Silfur is the long-awaited new Dustin O’Halloran solo album, and Headliner asks him why he decided to end this sparse period of solo work with a record that revisits his older works (plus two new unreleased pieces).

“It was the label’s (Deutsche Grammophon) idea to re-record some older material, and I wasn’t sure if I wanted to at first. But then I realised, it’s been so long since I’ve made a solo record, this would be a nice way to understand where I’d left off. After so many years of collaborating, you do slightly adjust how you write, so this was a nice archival trip.

“I did most of my first records really lo-fi on an upright piano and so it was a chance for me to explore how these pieces would sound on a grand piano in a church in Iceland with great acoustics – how that was going to shift the music and what I would find in it.”

It’s truly wonderful to hear this LP, particularly the hitherto unrecorded and unreleased songs that dovetail the album — Headliner strongly urges you to listen to Silfur at the earliest opportunity. But with that being said, Headliner still can’t resist drawing O’Halloran on some of his film work — the two very recent projects that are also polar opposites.

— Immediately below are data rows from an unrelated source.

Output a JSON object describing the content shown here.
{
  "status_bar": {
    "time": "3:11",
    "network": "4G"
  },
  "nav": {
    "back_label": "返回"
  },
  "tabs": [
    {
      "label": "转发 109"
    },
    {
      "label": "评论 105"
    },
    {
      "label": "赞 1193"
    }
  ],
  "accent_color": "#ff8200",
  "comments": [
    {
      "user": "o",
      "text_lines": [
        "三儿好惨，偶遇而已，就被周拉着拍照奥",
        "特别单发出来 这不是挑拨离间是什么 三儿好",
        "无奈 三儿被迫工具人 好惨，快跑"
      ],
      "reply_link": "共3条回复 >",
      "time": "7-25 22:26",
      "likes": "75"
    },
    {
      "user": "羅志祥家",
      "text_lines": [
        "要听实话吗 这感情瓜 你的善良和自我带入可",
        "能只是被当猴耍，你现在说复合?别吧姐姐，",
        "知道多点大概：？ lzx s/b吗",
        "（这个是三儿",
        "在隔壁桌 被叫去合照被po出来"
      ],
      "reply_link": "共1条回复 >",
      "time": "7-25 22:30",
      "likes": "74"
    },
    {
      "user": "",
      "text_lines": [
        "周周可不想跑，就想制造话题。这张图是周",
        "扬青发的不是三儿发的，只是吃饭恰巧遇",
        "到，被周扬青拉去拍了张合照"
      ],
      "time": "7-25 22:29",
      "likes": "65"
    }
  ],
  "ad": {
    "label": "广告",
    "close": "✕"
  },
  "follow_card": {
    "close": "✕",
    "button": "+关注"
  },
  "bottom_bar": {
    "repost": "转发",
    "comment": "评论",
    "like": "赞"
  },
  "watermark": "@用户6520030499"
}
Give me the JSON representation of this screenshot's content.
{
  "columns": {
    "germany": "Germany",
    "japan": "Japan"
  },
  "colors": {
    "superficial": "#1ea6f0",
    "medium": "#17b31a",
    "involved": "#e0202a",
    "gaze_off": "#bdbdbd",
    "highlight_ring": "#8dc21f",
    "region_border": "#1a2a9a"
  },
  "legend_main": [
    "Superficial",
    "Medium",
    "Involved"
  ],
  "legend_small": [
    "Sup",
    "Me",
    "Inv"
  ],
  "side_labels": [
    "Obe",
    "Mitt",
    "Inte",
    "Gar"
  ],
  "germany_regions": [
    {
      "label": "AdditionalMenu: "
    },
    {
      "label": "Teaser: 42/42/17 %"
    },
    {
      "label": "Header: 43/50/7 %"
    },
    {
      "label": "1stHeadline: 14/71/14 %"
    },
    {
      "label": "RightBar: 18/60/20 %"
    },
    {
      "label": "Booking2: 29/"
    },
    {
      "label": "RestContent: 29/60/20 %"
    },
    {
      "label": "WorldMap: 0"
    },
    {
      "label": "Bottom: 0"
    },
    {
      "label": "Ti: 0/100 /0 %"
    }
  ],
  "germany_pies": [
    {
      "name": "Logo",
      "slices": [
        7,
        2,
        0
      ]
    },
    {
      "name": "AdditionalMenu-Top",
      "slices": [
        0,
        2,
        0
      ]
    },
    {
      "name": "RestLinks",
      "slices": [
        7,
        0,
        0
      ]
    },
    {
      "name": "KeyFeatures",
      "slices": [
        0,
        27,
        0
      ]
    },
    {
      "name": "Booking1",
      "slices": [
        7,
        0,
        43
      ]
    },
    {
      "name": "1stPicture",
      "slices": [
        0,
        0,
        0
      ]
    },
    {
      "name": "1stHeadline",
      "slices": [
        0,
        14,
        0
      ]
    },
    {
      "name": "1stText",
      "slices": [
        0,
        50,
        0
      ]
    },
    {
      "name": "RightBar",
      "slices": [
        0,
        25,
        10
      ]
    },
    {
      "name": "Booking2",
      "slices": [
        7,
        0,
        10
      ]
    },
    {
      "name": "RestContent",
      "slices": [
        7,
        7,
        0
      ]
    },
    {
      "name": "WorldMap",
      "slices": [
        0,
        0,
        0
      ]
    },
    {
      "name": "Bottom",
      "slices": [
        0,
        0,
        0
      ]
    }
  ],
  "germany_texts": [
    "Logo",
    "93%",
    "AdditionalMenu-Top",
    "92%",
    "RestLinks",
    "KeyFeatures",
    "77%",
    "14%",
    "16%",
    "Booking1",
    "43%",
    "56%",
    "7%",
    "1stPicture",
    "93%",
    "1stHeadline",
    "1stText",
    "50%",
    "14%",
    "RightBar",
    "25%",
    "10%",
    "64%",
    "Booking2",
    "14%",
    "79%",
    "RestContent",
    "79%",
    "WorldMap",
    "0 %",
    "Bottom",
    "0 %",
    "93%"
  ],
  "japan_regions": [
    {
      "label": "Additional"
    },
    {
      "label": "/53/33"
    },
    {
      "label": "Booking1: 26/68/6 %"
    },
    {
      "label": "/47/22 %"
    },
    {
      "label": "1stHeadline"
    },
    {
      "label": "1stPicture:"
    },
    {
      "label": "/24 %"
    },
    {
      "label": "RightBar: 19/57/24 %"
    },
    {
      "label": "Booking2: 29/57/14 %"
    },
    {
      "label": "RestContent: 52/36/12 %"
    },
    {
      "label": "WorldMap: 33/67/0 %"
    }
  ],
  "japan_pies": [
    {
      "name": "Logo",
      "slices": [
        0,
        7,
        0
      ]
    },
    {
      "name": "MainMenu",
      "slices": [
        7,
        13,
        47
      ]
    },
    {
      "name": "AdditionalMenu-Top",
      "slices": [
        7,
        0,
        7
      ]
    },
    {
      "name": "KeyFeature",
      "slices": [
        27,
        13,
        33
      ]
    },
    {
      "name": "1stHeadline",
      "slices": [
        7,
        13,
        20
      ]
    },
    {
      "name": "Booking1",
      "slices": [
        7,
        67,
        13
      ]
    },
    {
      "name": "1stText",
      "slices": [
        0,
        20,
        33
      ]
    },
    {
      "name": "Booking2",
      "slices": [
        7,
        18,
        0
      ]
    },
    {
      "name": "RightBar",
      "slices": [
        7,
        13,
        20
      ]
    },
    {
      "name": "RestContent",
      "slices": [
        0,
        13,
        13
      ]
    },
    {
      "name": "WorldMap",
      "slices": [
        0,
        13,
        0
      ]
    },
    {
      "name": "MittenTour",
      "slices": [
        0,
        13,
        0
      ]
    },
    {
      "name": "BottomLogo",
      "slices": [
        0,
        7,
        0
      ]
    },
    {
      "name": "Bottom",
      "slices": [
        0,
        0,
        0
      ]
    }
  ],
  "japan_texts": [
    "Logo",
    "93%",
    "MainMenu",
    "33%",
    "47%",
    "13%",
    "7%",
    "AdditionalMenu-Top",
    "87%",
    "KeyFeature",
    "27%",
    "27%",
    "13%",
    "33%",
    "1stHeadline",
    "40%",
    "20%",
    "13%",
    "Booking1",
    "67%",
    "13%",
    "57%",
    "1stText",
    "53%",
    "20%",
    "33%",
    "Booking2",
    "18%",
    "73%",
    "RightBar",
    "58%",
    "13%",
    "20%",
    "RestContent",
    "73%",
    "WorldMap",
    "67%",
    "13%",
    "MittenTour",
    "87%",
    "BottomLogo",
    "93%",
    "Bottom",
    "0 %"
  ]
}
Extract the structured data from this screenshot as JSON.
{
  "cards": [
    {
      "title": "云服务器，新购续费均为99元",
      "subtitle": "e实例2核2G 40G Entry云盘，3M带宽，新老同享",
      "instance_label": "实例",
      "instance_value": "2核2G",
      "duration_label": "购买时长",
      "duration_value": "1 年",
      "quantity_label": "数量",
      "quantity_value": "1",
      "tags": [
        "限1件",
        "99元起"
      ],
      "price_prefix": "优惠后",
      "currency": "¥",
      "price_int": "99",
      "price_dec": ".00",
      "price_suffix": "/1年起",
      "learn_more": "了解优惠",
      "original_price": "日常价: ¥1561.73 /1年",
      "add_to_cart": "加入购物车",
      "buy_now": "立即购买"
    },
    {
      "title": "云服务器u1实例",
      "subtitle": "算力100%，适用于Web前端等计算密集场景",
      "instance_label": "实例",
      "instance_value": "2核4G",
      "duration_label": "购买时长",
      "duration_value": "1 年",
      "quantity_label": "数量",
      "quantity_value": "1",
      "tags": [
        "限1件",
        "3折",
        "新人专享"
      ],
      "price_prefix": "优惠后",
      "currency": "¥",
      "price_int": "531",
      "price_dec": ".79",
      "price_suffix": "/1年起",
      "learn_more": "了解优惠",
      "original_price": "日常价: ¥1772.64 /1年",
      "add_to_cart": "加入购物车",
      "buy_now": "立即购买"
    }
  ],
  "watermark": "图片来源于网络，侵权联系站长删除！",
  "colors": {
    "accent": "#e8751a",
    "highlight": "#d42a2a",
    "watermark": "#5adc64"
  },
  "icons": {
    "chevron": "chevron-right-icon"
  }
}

Worked on in very close proximity were Netflix’s The Old Guard, a streaming blockbuster that follows a group of immortal mercenaries led by Charlize Theron. And also the stunning Ammonite, which sees Kate Winslet as a reclusive fossil hunter in Dorset, who is forced to care for Saoirse Ronan, as a strong bond forms between the two.

Both of these see the brilliant and continued musical partnership between O’Halloran and Volker Bertelmann, also known as the prepared piano artist Hauschka. Following their first collaboration on Lion, the pair also wrote an excellent score for the BBC’s dark take on A Christmas Carol in 2019.

The Old Guard was a different film than anything we'd done before and was a nice challenge, to see what we could do with a more dynamic story, and our first film that had these big action sequences. I liked the idea of working a little bit more with electronics, using modular synths and getting away from piano and strings.

Ammonite was the complete opposite, a really minimalistic score with very few instruments. There’s really not much music in the film, so much of the natural sound design takes centre stage. It was a wonderful experience, because Volker and I became very essential. Each note had to be cared for.”

Finally, Headliner is keen to know where O’Halloran’s completely unpredictable journey might lead him next. “I'm actually doing a film right now with my partner [fellow composer Herdís Stefánsdóttir] and we're doing the score together. Then I'm going to be working on my own record, and probably doing live shows next year. I’m just gonna be booking as much quality time as I can to do my music.”

Amen to that, the followup to Silfur will be greeted with open arms.

There's been a kind of tension in the whole world, so finding space to write music, you have to be able to push things away too.